DINHEIRO: Como os créditos de carbono podem ser uma fonte de renda para o campo

Evento que aconteceu no Rio Grande do Sul apontou que as cooperativas podem ser o grande agente de inclusão do produtor nesta nova fonte de renda para o agronegócio

DINHEIRO:  Como os créditos de carbono podem ser uma fonte de renda para o campo

Foto: Divulgação

As cooperativas devem ser os agentes de inclusão dos produtores rurais gaúchos no mercado de créditos de carbono, um segmento com potencial de geração de US$ 100 bilhões ao ano, sendo US$ 75 bilhões em atividades ligadas ao uso da terra. Com regulamentação ainda em curso no Brasil, a comercialização dos créditos de carbono é uma fonte promissora de renda, ainda praticamente inexplorada pelo agronegócio.
 
“O Brasil tem um potencial incrível e, particularmente, as cooperativas têm como ajudar os produtores a acelerarem a transição para uma agricultura de baixo carbono por meio da assistência técnica”, citou o CEO da My Carbon, Eduardo Bastos, durante a 2ª Jornada RTC, que aconteceu em Gramado (RS) no mês de setembro.

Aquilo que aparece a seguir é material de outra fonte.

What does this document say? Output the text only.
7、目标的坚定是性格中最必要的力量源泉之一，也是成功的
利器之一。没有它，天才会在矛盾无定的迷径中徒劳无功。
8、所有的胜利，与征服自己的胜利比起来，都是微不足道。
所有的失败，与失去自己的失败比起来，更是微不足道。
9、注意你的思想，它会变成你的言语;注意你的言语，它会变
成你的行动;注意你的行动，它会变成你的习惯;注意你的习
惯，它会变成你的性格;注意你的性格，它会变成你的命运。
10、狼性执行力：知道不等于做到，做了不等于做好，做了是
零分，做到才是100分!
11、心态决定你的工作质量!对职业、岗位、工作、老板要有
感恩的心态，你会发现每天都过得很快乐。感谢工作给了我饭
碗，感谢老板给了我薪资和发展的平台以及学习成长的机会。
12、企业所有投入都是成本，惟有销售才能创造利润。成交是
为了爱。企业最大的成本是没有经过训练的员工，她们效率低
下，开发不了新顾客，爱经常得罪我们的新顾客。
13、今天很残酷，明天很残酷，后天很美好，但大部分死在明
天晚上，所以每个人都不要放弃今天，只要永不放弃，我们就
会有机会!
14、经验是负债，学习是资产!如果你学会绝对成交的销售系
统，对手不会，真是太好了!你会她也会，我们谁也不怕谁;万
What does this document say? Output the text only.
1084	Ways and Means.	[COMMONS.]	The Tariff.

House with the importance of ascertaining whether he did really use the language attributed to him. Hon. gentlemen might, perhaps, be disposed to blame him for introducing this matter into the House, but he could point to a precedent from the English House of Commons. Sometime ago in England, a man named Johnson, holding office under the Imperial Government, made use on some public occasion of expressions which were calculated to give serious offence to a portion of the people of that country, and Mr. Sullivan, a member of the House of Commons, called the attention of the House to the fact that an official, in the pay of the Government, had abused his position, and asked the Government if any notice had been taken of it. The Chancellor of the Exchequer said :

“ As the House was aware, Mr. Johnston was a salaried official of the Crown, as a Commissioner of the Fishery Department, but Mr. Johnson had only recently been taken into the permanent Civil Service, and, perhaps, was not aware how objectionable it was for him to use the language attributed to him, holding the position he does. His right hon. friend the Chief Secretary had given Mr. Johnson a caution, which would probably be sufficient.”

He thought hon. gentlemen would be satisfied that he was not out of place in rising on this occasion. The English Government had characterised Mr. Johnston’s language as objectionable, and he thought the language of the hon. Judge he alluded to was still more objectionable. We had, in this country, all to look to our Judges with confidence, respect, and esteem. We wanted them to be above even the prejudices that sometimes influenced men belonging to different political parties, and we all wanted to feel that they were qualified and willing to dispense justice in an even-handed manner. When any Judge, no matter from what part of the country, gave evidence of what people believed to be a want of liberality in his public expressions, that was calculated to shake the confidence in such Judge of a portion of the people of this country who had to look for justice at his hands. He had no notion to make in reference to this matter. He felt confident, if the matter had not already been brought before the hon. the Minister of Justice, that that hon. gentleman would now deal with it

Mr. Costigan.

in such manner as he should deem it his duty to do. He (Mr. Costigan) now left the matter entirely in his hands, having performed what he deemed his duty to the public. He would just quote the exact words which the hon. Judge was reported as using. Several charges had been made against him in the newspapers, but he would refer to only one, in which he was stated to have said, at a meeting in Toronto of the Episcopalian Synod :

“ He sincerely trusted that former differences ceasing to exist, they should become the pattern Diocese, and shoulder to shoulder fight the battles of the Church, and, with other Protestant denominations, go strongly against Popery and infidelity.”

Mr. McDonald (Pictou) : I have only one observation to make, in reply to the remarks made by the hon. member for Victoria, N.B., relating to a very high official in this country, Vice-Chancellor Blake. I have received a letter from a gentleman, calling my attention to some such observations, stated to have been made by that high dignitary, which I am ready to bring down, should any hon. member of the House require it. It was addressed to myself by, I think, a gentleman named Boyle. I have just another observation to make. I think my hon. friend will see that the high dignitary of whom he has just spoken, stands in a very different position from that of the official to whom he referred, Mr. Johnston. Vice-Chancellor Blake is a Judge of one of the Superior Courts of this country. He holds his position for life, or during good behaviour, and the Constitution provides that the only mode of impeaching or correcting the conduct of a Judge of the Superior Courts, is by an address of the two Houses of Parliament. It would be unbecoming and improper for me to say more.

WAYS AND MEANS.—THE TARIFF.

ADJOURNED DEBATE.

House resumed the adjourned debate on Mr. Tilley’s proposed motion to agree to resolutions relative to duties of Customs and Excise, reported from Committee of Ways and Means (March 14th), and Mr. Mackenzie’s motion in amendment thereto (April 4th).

O executivo está envolvido em projetos pioneiros de produção de carbono neutro da companhia, que integra o grupo Minerva Foods.
 
Ele indica que o Brasil tem potencial para ser o maior trading de carbono do planeta e é preciso ajudar os setores que trabalham com o uso da terra a fazer a transição.
 
“O mercado de carbono já deu certo e está rodando, só a gente é que não está lá”, frisou.
 
Segundo o presidente da CCGL, Caio Vianna, é preciso intensificar a produção vegetal em busca tanto da sustentabilidade ambiental quanto de soluções econômicas para o campo. E as cooperativas, disse ele, são o caminho para alcançar esse propósito por meio de empresas de gestão aberta e democrática. “As plantas são máquinas naturais para captar o CO2, e projetos como a RTC são a reposta para acessar esses mercados.
 
Nós somos os responsáveis pelas transformações e seremos os responsáveis por fazer a coisa acontecer”. A RTC desenvolve o projeto Operação 365 lastreado exatamente em uma produção sustentável baseada na cobertura do solo durante todos os dias do ano.
 
A venda de créditos de carbono no Brasil ocorre apenas no chamado mercado voluntário, uma vez que não dá regulamentação formalizada. A expectativa é que ela chegue entre 3 e 5 anos. Atualmente, o país dispõe apenas de decreto, publicado em maio deste ano, que traz linhas gerais e parâmetros.
 
O processo consiste em compensar as emissões de gases do efeito estufa (metano, óxido nitroso e gás carbônico) do processo produtivo ou monetizar seus excedentes comercializando-os a outros setores da economia. “O Brasil precisa acelerar esse processo. É uma agenda incrível a destravar”, afirma Bastos. Uma das ideias propostas por ele foi valer-se do atributo de gerador de créditos como atrativos para negociações com países importadores de grãos como a China, onde esse mercado está mais avançado.
 
Bastos ainda citou que a questão ambiental deixou há tempo de ser uma preocupação de alguns nichos da sociedade. Em 2021, citou ele, lideranças do capitalismo mundial reuniram-se no World Economic Forum e indicaram que quatro de cinco das suas principais preocupações da atualidade estão ligadas à temática ambiental: risco de questões de clima extremo, falha no combate às mudanças climáticas, destruição ambiental e perda de biodiversidade.
 
“Desenvolvimento não se sustenta sem a questão ambiental. Contem as boas histórias que vocês têm porque, se não contarem, alguém vai contar ela por vocês. E deve contar errado”, recomendou o painelista incitando a plateia a falar mais sobre as boas práticas de suas propriedades.